To try to rule out these sorts of alternative explanations, the scientists looked at H. heurippa from many angles. They compared its DNA to that of the other two species. All three butterfly species are closely related, but their genes belong to three distinct clusters. H. heurippa is not just some isolated race of either of the more widespread species.

On the other hand, the scientists could identify certain genes in H. heurippa that were most similar to the corresponding in genes in one of the two other species--just as you'd expect from hybrids.

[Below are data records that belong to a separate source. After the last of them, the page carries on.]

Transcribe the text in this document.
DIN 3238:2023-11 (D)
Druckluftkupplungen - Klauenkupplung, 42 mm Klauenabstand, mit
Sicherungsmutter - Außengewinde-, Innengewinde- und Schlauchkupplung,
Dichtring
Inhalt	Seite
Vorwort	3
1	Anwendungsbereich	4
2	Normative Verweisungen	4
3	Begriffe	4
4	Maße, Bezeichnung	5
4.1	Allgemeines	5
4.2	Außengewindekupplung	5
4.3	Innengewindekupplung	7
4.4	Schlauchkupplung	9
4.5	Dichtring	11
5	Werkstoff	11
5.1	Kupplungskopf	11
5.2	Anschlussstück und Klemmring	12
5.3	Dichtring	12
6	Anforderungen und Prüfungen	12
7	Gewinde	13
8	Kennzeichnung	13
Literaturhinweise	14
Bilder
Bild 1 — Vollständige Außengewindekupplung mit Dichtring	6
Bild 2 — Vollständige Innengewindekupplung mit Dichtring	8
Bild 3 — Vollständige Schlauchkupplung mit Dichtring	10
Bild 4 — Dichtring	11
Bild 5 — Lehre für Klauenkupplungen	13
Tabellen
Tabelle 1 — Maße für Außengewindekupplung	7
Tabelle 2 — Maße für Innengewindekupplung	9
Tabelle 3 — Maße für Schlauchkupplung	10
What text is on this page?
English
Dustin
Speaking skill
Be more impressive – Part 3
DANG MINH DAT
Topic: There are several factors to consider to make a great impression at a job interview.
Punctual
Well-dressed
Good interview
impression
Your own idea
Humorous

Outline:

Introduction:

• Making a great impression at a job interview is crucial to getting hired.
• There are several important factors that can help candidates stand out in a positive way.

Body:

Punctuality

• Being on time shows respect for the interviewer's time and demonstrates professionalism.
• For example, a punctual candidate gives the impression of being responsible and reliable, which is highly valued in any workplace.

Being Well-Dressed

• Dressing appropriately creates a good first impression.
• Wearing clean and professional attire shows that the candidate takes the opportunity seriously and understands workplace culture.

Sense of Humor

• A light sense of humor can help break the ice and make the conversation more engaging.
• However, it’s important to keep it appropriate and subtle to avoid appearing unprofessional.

Then the scientists did a Frankenstein-meets-Darwin experiment. They tried to recreate H. heurippa all over again. They mated H. melpomene and H. cydno, and produced hybrids. In the first generation, the female hybrids were all sterile--a common result of interbreeding. But this did not mean the experiment was over. The male hybrids could still breed with the females of the original species. After a few generations of interbreeding this way, the scientists produced butterflies that looked remarkably like H. heurippa and could now breed among themselves. While fertile hybrids are also familiar to biologists, they tend to produce a jumble of offspring, many of which look more like their pure-bred ancestors. Not so for the new butterflies. They consistently produced offspring that also looked like H. heurippa.

Even if hybrids can produce a stable line of offspring like themselves, they may not actually do so. If the hybrids are willing to mate with their parental species, they may simply merge back together. In the final part of their study, the scientists showed that this was not happening in H. heurippa. They observed how likely butterflies from each species would be to mate with other species. All three showed a strong preference for their own. The key to their preference seems to be those beautiful bands on their wings. The scientists covered over each of the bands on female butterflies to see how the new look affected how males decided to court. Removing either the red or yellow bands made male H. heurippa less likely to try to woo a female.

This research is intriguing on a lot of levels (more details appear in a paper in the Journal of Evolutionary Biology). The researchers propose a path to the origin of species from hybrids, one that the theorists haven't thought about before. And who knows how many other species might have formed that way. As I wrote here, the human and chimpanzee genomes contain hints that our ancestors may have interbred millions of years ago. Did they create some new hybrid species? It's possible that mate choice in primates is just too different from that in butterflies. We may not be so easily controlled by visual cues like colored stripes.

But I cringed when I looked at the map in the paper showing the distribution of the three species. H. heurippa exists in only in one stretch of Andean foothills and nowhere else in the world. Passion-vine butterflies can only lay their eggs on a single species of passion vine, because they have evolved defenses against that particular plant and can't feed on other passion vines. If its habitat or host plant should disappear, this wonderful natural experiment in evolution may will disappear as well.